Doch bevor ich starte, möchte ich um das Verständnis des Lesers bitten. Ich werde wohl eine Band und demnach Musik behandeln, die bei den Meisten nicht gerade einen Tagtraum von fröhlichen Blümchen und wohlwachsenden Schmetterlingen hervorrufen wird. Und so hoffe ich, dass ihr euch erst mal ein wenig reinlest, bevor ihr das hier wegklickt.
Schießlich will ich euch nicht von meinem Musikgeschmack überzeugen! Nein, ich möchte lediglich mal beschreiben, warum ich den Geschmack habe.
Genug gelabert. Los jetzt!
In erster Linie geht es mir um eine Band mit dem Namen "Cradle Of Filth". Die Musikrichtung ist nicht ganz eindeutig, doch sollte man den Genre grob festlegen, so legt man das Ganze wohl am Besten in die Metal-Schublade. Unterkategorie Dark/Black/Vampyric Metal. Klingt erschreckend? Jetzt doch noch nicht!?
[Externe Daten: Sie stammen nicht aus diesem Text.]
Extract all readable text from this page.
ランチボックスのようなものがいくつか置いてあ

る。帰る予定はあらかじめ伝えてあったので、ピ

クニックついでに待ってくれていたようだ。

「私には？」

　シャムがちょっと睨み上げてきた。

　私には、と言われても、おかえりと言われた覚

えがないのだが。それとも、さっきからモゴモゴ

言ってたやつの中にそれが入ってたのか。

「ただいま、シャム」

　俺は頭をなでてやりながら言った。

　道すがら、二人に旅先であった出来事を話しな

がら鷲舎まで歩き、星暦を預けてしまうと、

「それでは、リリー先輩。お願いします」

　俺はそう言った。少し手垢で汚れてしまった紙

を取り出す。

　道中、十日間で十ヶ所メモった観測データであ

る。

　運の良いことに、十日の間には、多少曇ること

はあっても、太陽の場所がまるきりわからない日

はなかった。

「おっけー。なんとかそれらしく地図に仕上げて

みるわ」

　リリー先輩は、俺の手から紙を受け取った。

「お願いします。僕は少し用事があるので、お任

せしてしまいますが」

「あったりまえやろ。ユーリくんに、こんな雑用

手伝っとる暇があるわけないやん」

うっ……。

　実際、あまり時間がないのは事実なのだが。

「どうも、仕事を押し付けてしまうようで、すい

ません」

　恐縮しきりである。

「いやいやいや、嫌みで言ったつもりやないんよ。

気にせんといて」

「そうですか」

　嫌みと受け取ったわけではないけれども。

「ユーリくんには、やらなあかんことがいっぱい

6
Momentan suche ich noch in meiner hiesigen Bibliothek nach einem guten Tonbeispiel, doch bis ich eines gefunden habe, erzähle ich in eine andere Richtung.
Wodurch erkennt man Cradle Of Filth? Gibt es etwas besonderes, was diese Band von anderen unterscheidet? Ist der Schlagzeuger besonders flink? Sind die Gitarrenriffs einzigartig und besonders klasse, weil das Instrument nur 3 Saiten hat?
Das Besondere - oder das, was Cradle Of Filth besonders macht - ist "der extreme Gesang von Dani Filth, dessen bizarre und oftmals äußerst hohen Gesangseinlagen von hohem Wiedererkennungswert sind."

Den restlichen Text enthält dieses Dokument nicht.